Bruce Springsteen incendia l’arena di Rock in Roma con un concerto eccezionale, dopo quattro anni di assenza dalla Capitale
L’hanno già ribattezzato “l’imperatore di Roma”, e con ben 35.000 biglietti venduti si può ben dirlo. Il Boss, questo il soprannome ormai celebre di uno dei live performer migliori al mondo, si attesta oggi come la vera star di Rock in Roma, il festival che si svolge ogni anno all’Ippodromo di Capannelle e che quest’anno ospita una nutrita schiera di “big” nel suo cartellone.
Ma il fascino di Bruce Springsteen resta inalterato nel tempo e nello spazio e si innalza vertiginosamente nei live. Il suo sound celebre, le sue canzoni piene di energia, dai pezzi storici a quelli meno noti, ha letteralmente incendiato di passione il pubblico della Capitale, che attendeva da ben quattro anni un nuovo live di questa leggenda vivente.
Dopo il blues dei Cyborgs, gruppo di apertura, si attende con impazienza l’arrivo della star del New Jersey, seguita dalla collaudata E Street band, che supporta il Boss dal 1972. E il momento, quando arriva, mentre il sole tramonta, è catartico, con un’apertura lunga, intensa e condivisa con il pubblico: “Spirit in the night”. Si prosegue con una scaletta davvero fittissima e variegata con “My love will not let you down”, per proseguire con “Badlands”, “Death to My Hometown”, “Roulette”, fino ad arrivare ad uno splendido pezzo raro mai ascoltata durante questo tour (e un regalo a Roma visto che non la suonava da anni), “New York City Serenade”, eseguito con una selezione d’archi della Roma Sinfonietta. Un brano coinvolgente e spettacolare, di grande fascino ed atmosfera, che ha lasciato senza fiato le migliaia di persone in contemplazione.
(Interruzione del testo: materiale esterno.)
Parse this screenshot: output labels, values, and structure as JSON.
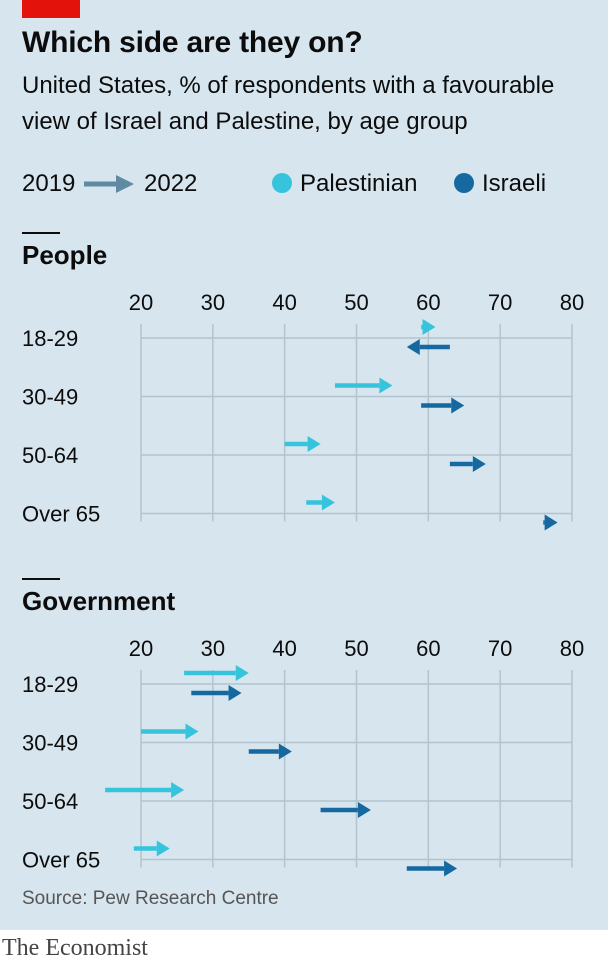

Tanti anche i momenti di complicità tra Bruce e la sua E Street Band, una vita artistica trascorsa insieme, che ha portato ad un momento pregno di emozione e commozione, durante il ricordo dello scomparso sassofonista storico della band, Clarence Clemons detto “Big Man”, deceduto a 69 anni a causa di un ictus cerebrale. Oggi il nuovo sassofonista di Springsteen è Jake Clemons, nipote del membro scomparso. Tante generazioni, dunque, che si mescolano e si uniscono sotto il segno del rock-blues, sopra come sotto il palco. Il pubblico che ha riempito e animato l’arena di Capannelle, infatti, è stato un tripudio di fasce di età diverse, a prova che la musica, quando è buona, non ha né tempo né scadenza. E con il suo pubblico Bruce si rigenera continuamente, in un dare e avere senza paragoni nella scena musicale: si mescola con il pubblico, lo cerca, lo invita sul palco, ci balla, ci canta, ci suona, il tutto rispettando sempre perfettamente i tempi per la distribuzione dello show.
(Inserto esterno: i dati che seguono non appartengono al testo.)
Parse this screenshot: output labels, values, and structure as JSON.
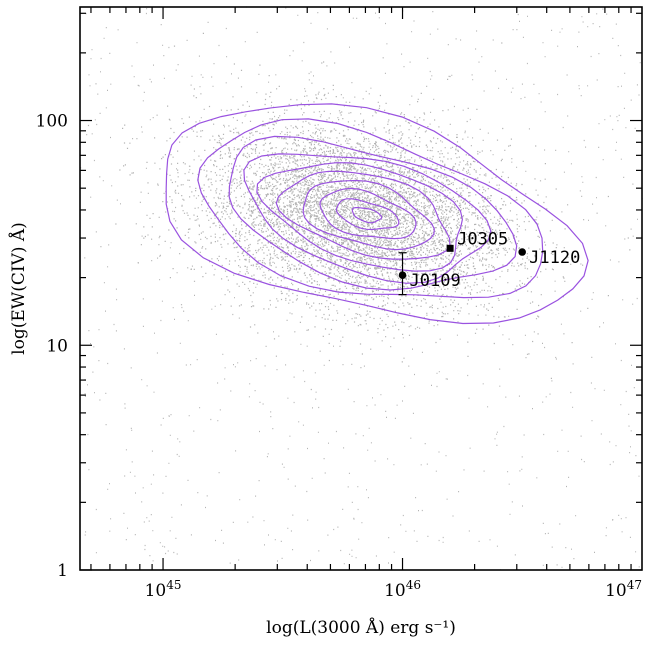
{
  "chart_data": {
    "type": "scatter",
    "x_scale": "log",
    "y_scale": "log",
    "xlim": [
      4.5e+44,
      1e+47
    ],
    "ylim": [
      1,
      320
    ],
    "xlabel": "log(L(3000 Å) erg s⁻¹)",
    "ylabel": "log(EW(CIV) Å)",
    "x_tick_labels": [
      {
        "value": 1e+45,
        "base": "10",
        "exp": "45"
      },
      {
        "value": 1e+46,
        "base": "10",
        "exp": "46"
      },
      {
        "value": 1e+47,
        "base": "10",
        "exp": "47"
      }
    ],
    "y_tick_labels": [
      {
        "value": 1,
        "label": "1"
      },
      {
        "value": 10,
        "label": "10"
      },
      {
        "value": 100,
        "label": "100"
      }
    ],
    "grid": false,
    "background_sample": {
      "description_color": "#b4b4b4",
      "center_logL": 45.8,
      "center_logEW": 1.58,
      "spread_logL": 0.32,
      "spread_logEW": 0.2
    },
    "contours": {
      "color": "#9a52e0",
      "center_logL": 45.85,
      "center_logEW": 1.58,
      "rx_levels_dex": [
        0.06,
        0.13,
        0.2,
        0.27,
        0.35,
        0.42,
        0.5,
        0.6,
        0.72,
        0.88
      ],
      "ry_levels_dex": [
        0.03,
        0.06,
        0.1,
        0.14,
        0.18,
        0.22,
        0.26,
        0.3,
        0.36,
        0.44
      ],
      "tilt_per_dex": -0.22
    },
    "points": [
      {
        "name": "J0109",
        "x": 1e+46,
        "y": 20.5,
        "yerr_low": 16.8,
        "yerr_high": 25.8,
        "marker": "circle"
      },
      {
        "name": "J0305",
        "x": 1.58e+46,
        "y": 27.0,
        "marker": "square"
      },
      {
        "name": "J1120",
        "x": 3.16e+46,
        "y": 26.0,
        "marker": "circle"
      }
    ]
  }
}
In tre ore e mezza di concerto, effettive e senza pause, sono andati via altri pezzi come “Sche’s the one”, “Bobby Jean” e “Kitty’s Back”, per approdare a ben due bis, di cui il primo aperto con una delle canzoni rock più famose al mondo, “Born in the USA” e proseguito con l’altro pezzo da novanta “Born to run”.
Lo spettacolare live di Springsteen si chiude con “Thunder Road”. Un’altra tacca nella storia della grande musica rock è stata segnata, in un concerto che i molti fan, di certo, e i molti neofiti, soprattutto perché non abituati, non dimenticheranno facilmente.